Sportsbooks in Brazil To Pay 15% Tax on GGR as Government Greenlights Tax Proposal

A 2018 law in Brazil allowed online betting on sports, but it didn’t produce any regulatory framework. This prevented the government from collecting taxes on the activity, a problem it is now correcting.

A supporter of the Brazil National Soccer Team at last year's World Cup
A supporter of the Brazil National Soccer Team at last year’s World Cup. A new tax plan for sports betting is close to being implemented. (Image: Getty Images)

The country’s Ministry of Finance recently presented the new tax proposal, which has reportedly found enough support among legislators and President Inacio Lula da Silva to make it onto the books. It’s possible the regulations could appear within a week, or shortly after Minister of Finance Fernando Haddad gets settled in from his recent trip to China.

The Ministry of Finance prepared the provisional measure that regulates sports betting in the country. The new law aims to combat illegal betting and organized crime, and both operators and bettors are going to have to pay.

Sports Betting Doesn’t Come Cheap

In order for sports betting operators to function legally in the Brazilian market, they must acquire governmental consent and comply with protocols that still have to be completely defined. Additionally, they must be prepared to pay up. They will be charged a BRL30 million ($6.01 million) licensing fee, which is valid for five years, and a mandatory 15% tax on their gross gaming revenue.

Apart from registering as a company in Brazil and recruiting Brazilian workers, they must have a minimum capital of BRL100,000 (US$20,060) and meet other criteria.

Bettors will have to pay, as well. 30% of their winnings will go to the government; however, there will be exemption for prizes that are within the amount of Brazil’s lower “Income Tax-free” range.
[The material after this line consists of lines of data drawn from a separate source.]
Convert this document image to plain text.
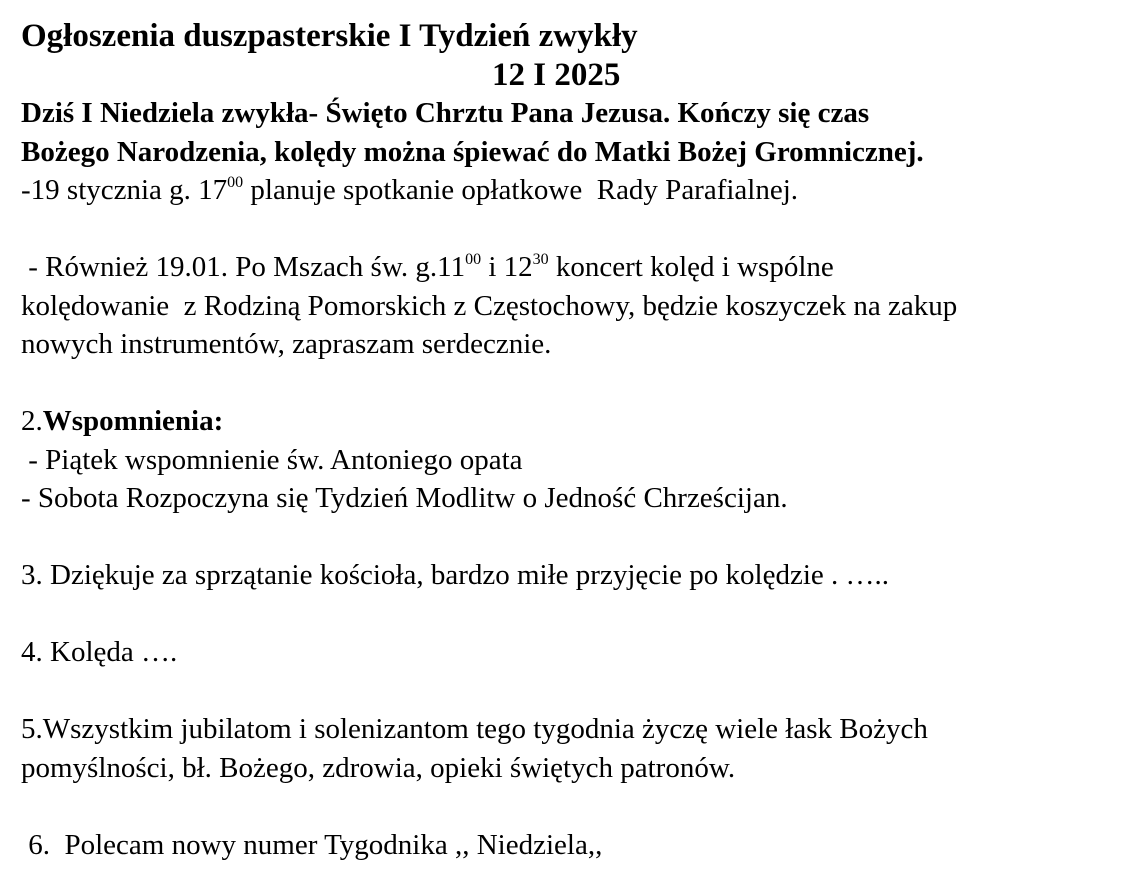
Ogłoszenia duszpasterskie I Tydzień zwykły

12 I 2025

Dziś I Niedziela zwykła- Święto Chrztu Pana Jezusa. Kończy się czas

Bożego Narodzenia, kolędy można śpiewać do Matki Bożej Gromnicznej.

-19 stycznia g. $17^{00}$ planuje spotkanie opłatkowe  Rady Parafialnej.

- Również 19.01. Po Mszach św. $g.11^{00}$ i $12^{30}$ koncert kolęd i wspólne

kolędowanie  z Rodziną Pomorskich z Częstochowy, będzie koszyczek na zakup

nowych instrumentów, zapraszam serdecznie.

2.Wspomnienia:

- Piątek wspomnienie św. Antoniego opata

- Sobota Rozpoczyna się Tydzień Modlitw o Jedność Chrześcijan.

3. Dziękuje za sprzątanie kościoła, bardzo miłe przyjęcie po kolędzie . …..

4. Kolęda ….

5.Wszystkim jubilatom i solenizantom tego tygodnia życzę wiele łask Bożych

pomyślności, bł. Bożego, zdrowia, opieki świętych patronów.

6.  Polecam nowy numer Tygodnika ,, Niedziela,,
That currently stands at BRL1,903.98 (about US$381).

Advocates for the new legislation assert that it will guarantee a well-regulated and secure sports betting industry in Brazil. This, they explain, ultimately benefits both commercial enterprises and bettors. Additionally, these supporters demand that the profits generated from the industry be reinvested in the country’s economy.

A special adviser to the Ministry of Finance, José Francisco Manssur, confirmed the acceptance of the tax plan during a public hearing last week. It will become formal once published by the government, which he expects to happen before the end of the month.

Mending Old Relationships

The government’s fiscal leaders view tax reforms as a primary means of boosting its revenue. It anticipates the potential to generate fresh funds of about BRL150 billion ($30.09 billion), which will be allocated towards financing the new budget.

With the new tax on sports betting in place, Haddad hopes to gather an annual revenue ranging between BRL12 billion and BRL15 billion (US$2.4 and $3 billion). This money, as well as $12 billion in new investments Brazil has secured out of China and the United Arab Emirates, will help the government reach its budget goals.

Sports betting operators will also pay other taxes, such as the Corporate Income Tax, the Program of Social Integration and the Contribution for the Financing of Social Security. These are standard business taxes that are calculated on a company’s gross revenue.

In addition, companies will have to pass on 2.55% of their net revenue to the National Public Security Fund, 0.82% to public education and 1.63% to sports organizations and athletes who make image rights deals.

Tacking on these fees makes the effective tax rate for operators well over 20%. While high, it still beats New York’s 51% tax rate.